I dunno, call me jaded, but I’m just kind of over it, and I’m struggling to enjoy these newer games as much. I mean dont get me wrong, I love games still, I love computers and tech still (obviously), but I’ve as of late have discovered that I’ve missed so much over the past decade or so. I’ve been having a hoot playing older stuff, and it’s so much more enjoyable. Hence I’m not really caught in the hype as much anymore. My last build is about to hit 2 years old, and honestly it’s probably riding the decade out at this point, if not even longer.


I hate GTA online. Actually I have to admit I still don’t understand the appeal of online gaming, it has never scratched the itch for me.
I’ll play GTA 6, but I’m going to keep my expectations in check. I also agree, GTA IV was thus far the pentultimate. I really like RDR2 as well, both are definitely in my top 5.


Well the games for sure haven’t for the most part gotten any better. Maybe with the exception of the Rockstar games, like I totally get all the hate, but their games are also always next level.
And the dial up days lol. My dad wisely and thankfully got a second phone line.
Also I remember those underpowered computer days too lol. We got a 200 Pentium MMX the spring of 97, and that thing was cutting edge at first, but it quickly got pretty dated, like even around 2000 it was starting to struggle with some of the newer stuff. The old man insisted on riding it into the mid aughts. I was long and away at school and afterwards, with my own computers by then, but he rode that thing into the ground, and oh boy was it crawling at the end. We’d come home from school, where we had like wide open broadband, and have to suffer through Christmas break at dial up speeds lol.

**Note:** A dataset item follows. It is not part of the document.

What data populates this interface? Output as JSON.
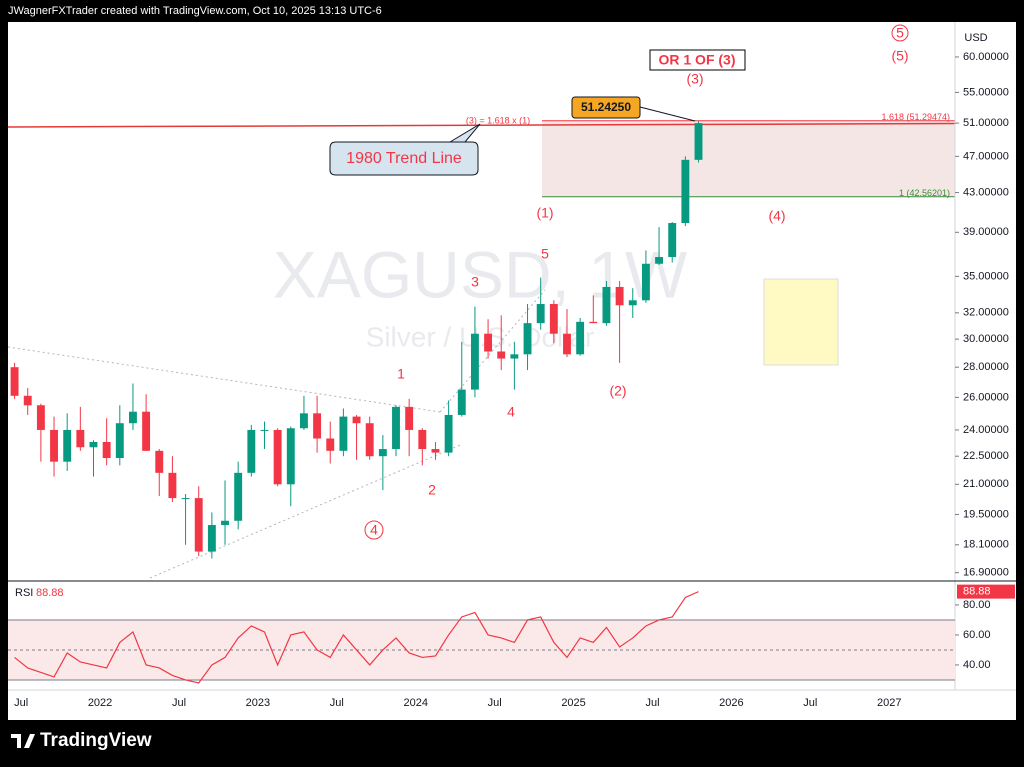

8-tracks and 45s. I even remember early day modems where you actually had to pick up a landline, dial the number and then place the receiver in a specially built cradle that used analogue noise to communicate. My first computer was a Commodore VIC-20 that used cassette tapes to save data.
Best days of life if you ask me. Well actually maybe the mid to later 90s, when the Internet first started coming home for everyone. Watching live concerts and Napster and all of that. Instant messaging people, and being able to download every Nintendo game in existence, on demand. When computer games went from here to THERE, like Carmaggedon and games like that. Those were the magic days. When I discovered Napster I think we legit skipped school for almost the entire week.
Thanks for a trip through the memories!


I’m old enough I can remember operating an 8-track deck in my dad’s truck. Didn’t have GPS accessible until oh geez, probably my later 20s? My kids are very young, so they only know the touchscreen world.
I don’t think there’s any going back. If we had to, like if there was a bad event or whatever, I’d like to think we could all eventually adapt, but it would be rough for sure. A lot of people wouldn’t make it.


You definitely aren’t.


If they only still made them like Bowie…
I agree with everything that you’ve said, it’s sad and pathetic, but we’ve invited the monster inside. The calls are coming from inside the house now.
4 hours is pretty cruel.
I mean I beat that game for the first time, in the first way, when I was ten. But it took me a lot more than 4 hours. Now I could probably do it in two. But only for the Bernard involved endings, and where you can make use of the glitches, like the switch character-pause-freeze Edna in her bedroom.